Di luar masalah itu, ada juga masalah tarif sertifikasi. Sebagai gambaran, menurut Pendiri Halal Corner Aisha Maharani tarif sertifikasi bagi tiap level perusahaan berbeda. Pada level UKM saja, kata Aisha berkisar antara Rp 600 ribu hingga Rp 2 juta selama dua tahun. "Sedangkan pada perusahaan-perusahaan besar tentunya harganya lebih mahal lagi," ujarnya kepada Gresnews.com.
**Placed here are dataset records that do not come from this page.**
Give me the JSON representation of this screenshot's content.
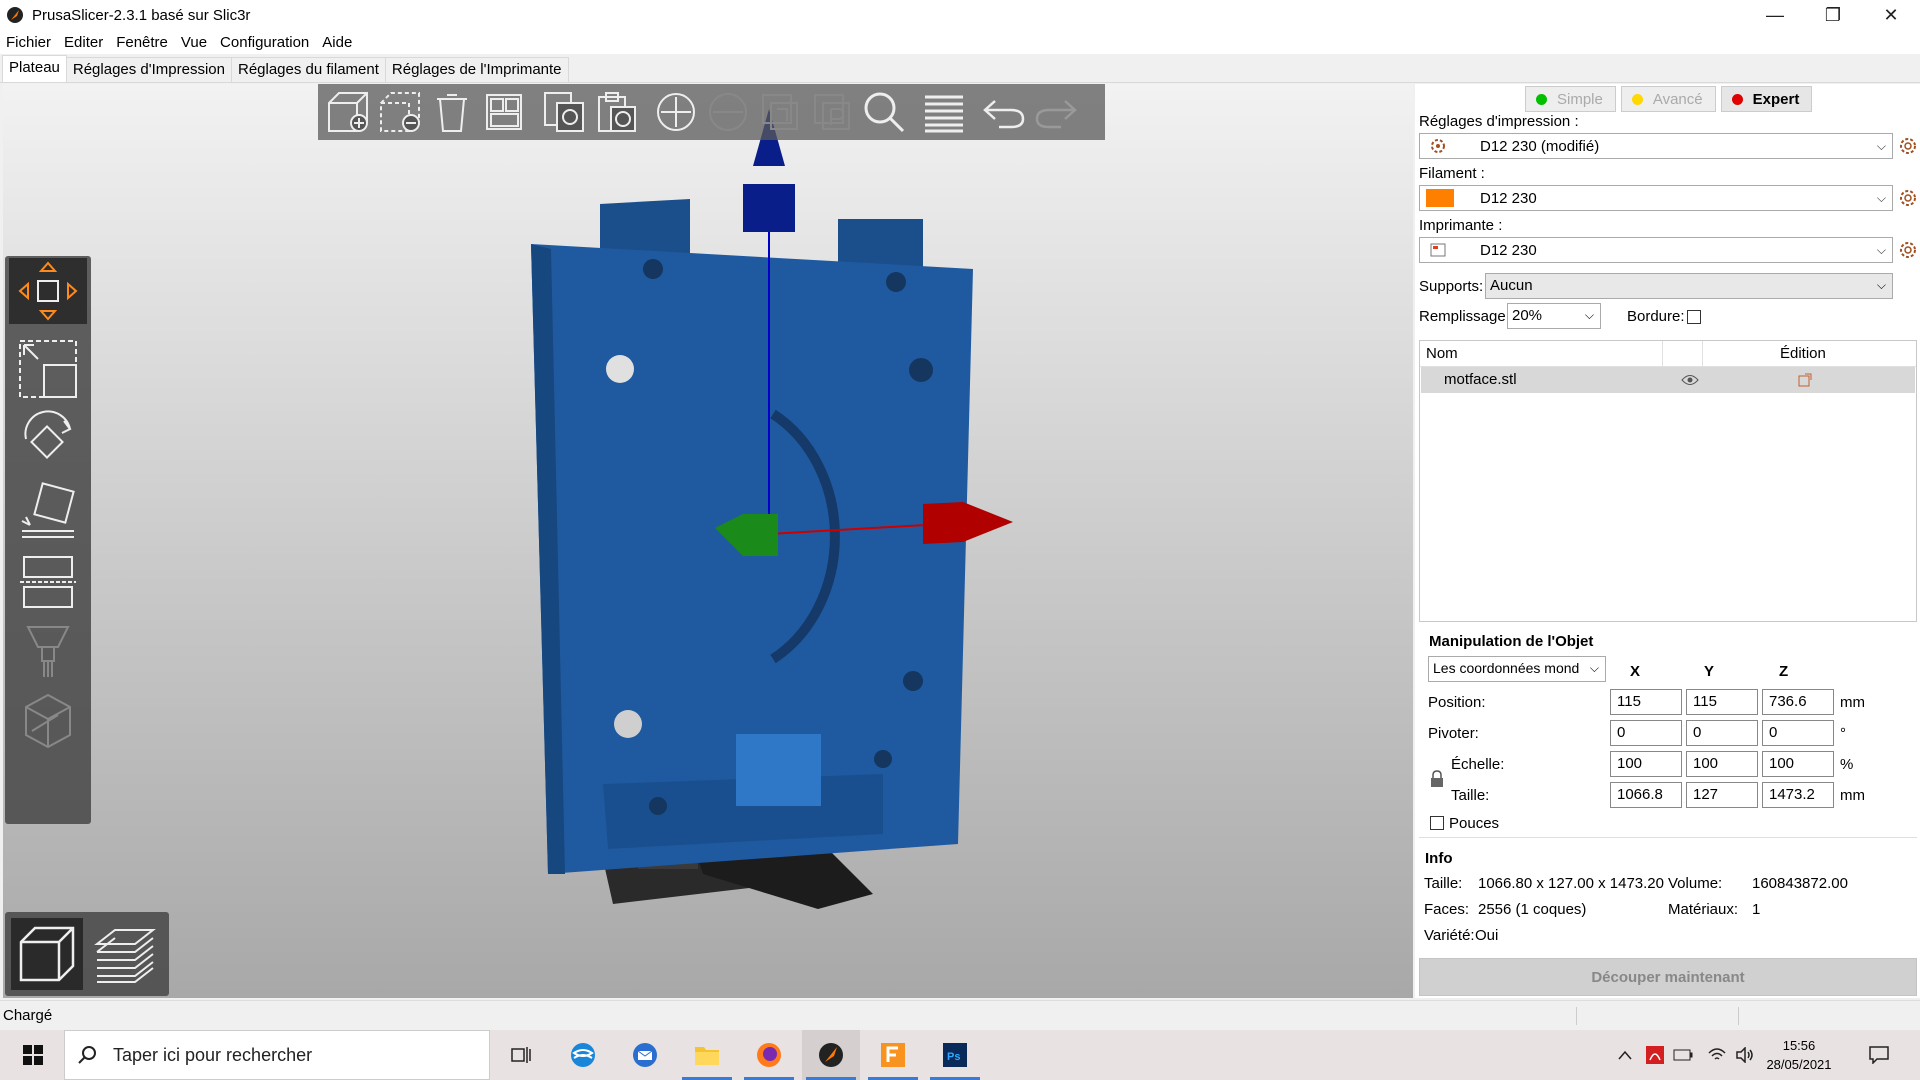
{
  "window": {
    "title": "PrusaSlicer-2.3.1 basé sur Slic3r",
    "buttons": [
      "—",
      "❐",
      "✕"
    ]
  },
  "menu": [
    "Fichier",
    "Editer",
    "Fenêtre",
    "Vue",
    "Configuration",
    "Aide"
  ],
  "tabs": [
    {
      "label": "Plateau",
      "active": true
    },
    {
      "label": "Réglages d'Impression"
    },
    {
      "label": "Réglages du filament"
    },
    {
      "label": "Réglages de l'Imprimante"
    }
  ],
  "mode": {
    "simple": "Simple",
    "advanced": "Avancé",
    "expert": "Expert",
    "colors": {
      "simple": "#00c000",
      "advanced": "#ffd800",
      "expert": "#e00000"
    }
  },
  "presets": {
    "print_label": "Réglages d'impression :",
    "print_value": "D12 230 (modifié)",
    "filament_label": "Filament :",
    "filament_value": "D12 230",
    "filament_color": "#ff8000",
    "printer_label": "Imprimante :",
    "printer_value": "D12 230"
  },
  "options": {
    "supports_label": "Supports:",
    "supports_value": "Aucun",
    "infill_label": "Remplissage:",
    "infill_value": "20%",
    "brim_label": "Bordure:",
    "brim_checked": false
  },
  "object_list": {
    "col_name": "Nom",
    "col_edit": "Édition",
    "rows": [
      {
        "name": "motface.stl"
      }
    ]
  },
  "manipulation": {
    "title": "Manipulation de l'Objet",
    "coord_system": "Les coordonnées mond",
    "axes": [
      "X",
      "Y",
      "Z"
    ],
    "position_label": "Position:",
    "position": [
      "115",
      "115",
      "736.6"
    ],
    "position_unit": "mm",
    "rotation_label": "Pivoter:",
    "rotation": [
      "0",
      "0",
      "0"
    ],
    "rotation_unit": "°",
    "scale_label": "Échelle:",
    "scale": [
      "100",
      "100",
      "100"
    ],
    "scale_unit": "%",
    "size_label": "Taille:",
    "size": [
      "1066.8",
      "127",
      "1473.2"
    ],
    "size_unit": "mm",
    "inches_label": "Pouces",
    "inches_checked": false
  },
  "info": {
    "title": "Info",
    "size_label": "Taille:",
    "size_value": "1066.80 x 127.00 x 1473.20",
    "volume_label": "Volume:",
    "volume_value": "160843872.00",
    "facets_label": "Faces:",
    "facets_value": "2556 (1 coques)",
    "materials_label": "Matériaux:",
    "materials_value": "1",
    "manifold_label": "Variété:",
    "manifold_value": "Oui"
  },
  "slice_button": "Découper maintenant",
  "status": "Chargé",
  "taskbar": {
    "search_placeholder": "Taper ici pour rechercher",
    "time": "15:56",
    "date": "28/05/2021"
  }
}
Yang jelas banyak pihak terkait memang sudah sepakat jaminan produk halal ini memang penting terutama bagi negara yang mayoritas penduduknya beragama Islam. Namun di negara seperti Amerika Serikat ada juga aturan serupa yaitu jaminan "halal" yang diberikan pemerintah AS kepada kaum Yahudi AS yang dikenal dengan istilah "kosher".

Jaminan itu diberikan sebagai bentuk jaminan kebebasan beragama. Namun entah kenapa belum ada jaminan halal bagi penduduk AS yang muslim yang kini berjumlah 6 juta jiwa, jauh lebih besar dari jumlah penduduk beragama Yahudi yang diperkirakan mencapai 5 juta jiwa.

Seorang Warga Negara Indonesia yang pernah bermukim di New York selama dua puluh tahun, Abdul Malik Gismar, mengatakan di AS agak sulit menemukan produk dengan sertifikasi halal. "Tapi saya bisa menggunakan produk dengan sertifikasi kosher karena itu sudah dijamin halalnya," kata Malik kepada Gresnews.com beberapa waktu lalu.

Malik dan keluarganya biasanya membeli bahan makanan atau makanan olahan dengan jaminan kosher itu. Menurutnya, kosher tidak ubahnya dengan produk halal, bahkan ada beberapa bahan yang di Islam dibolehkan tapi di Yahudi dilarang seperti udang dan telur.

Dipastikan dalam jaminan kosher juga tidak akan dilegalkan produk yang berbahan alkohol dan mengandung babi. Namun sertifikasi kosher di Amerika Serikat tidak bersifat wajib, karena itu sudah menjadi budaya yang dipelihara oleh masyarakat Amerika terutama penganut Yahudi.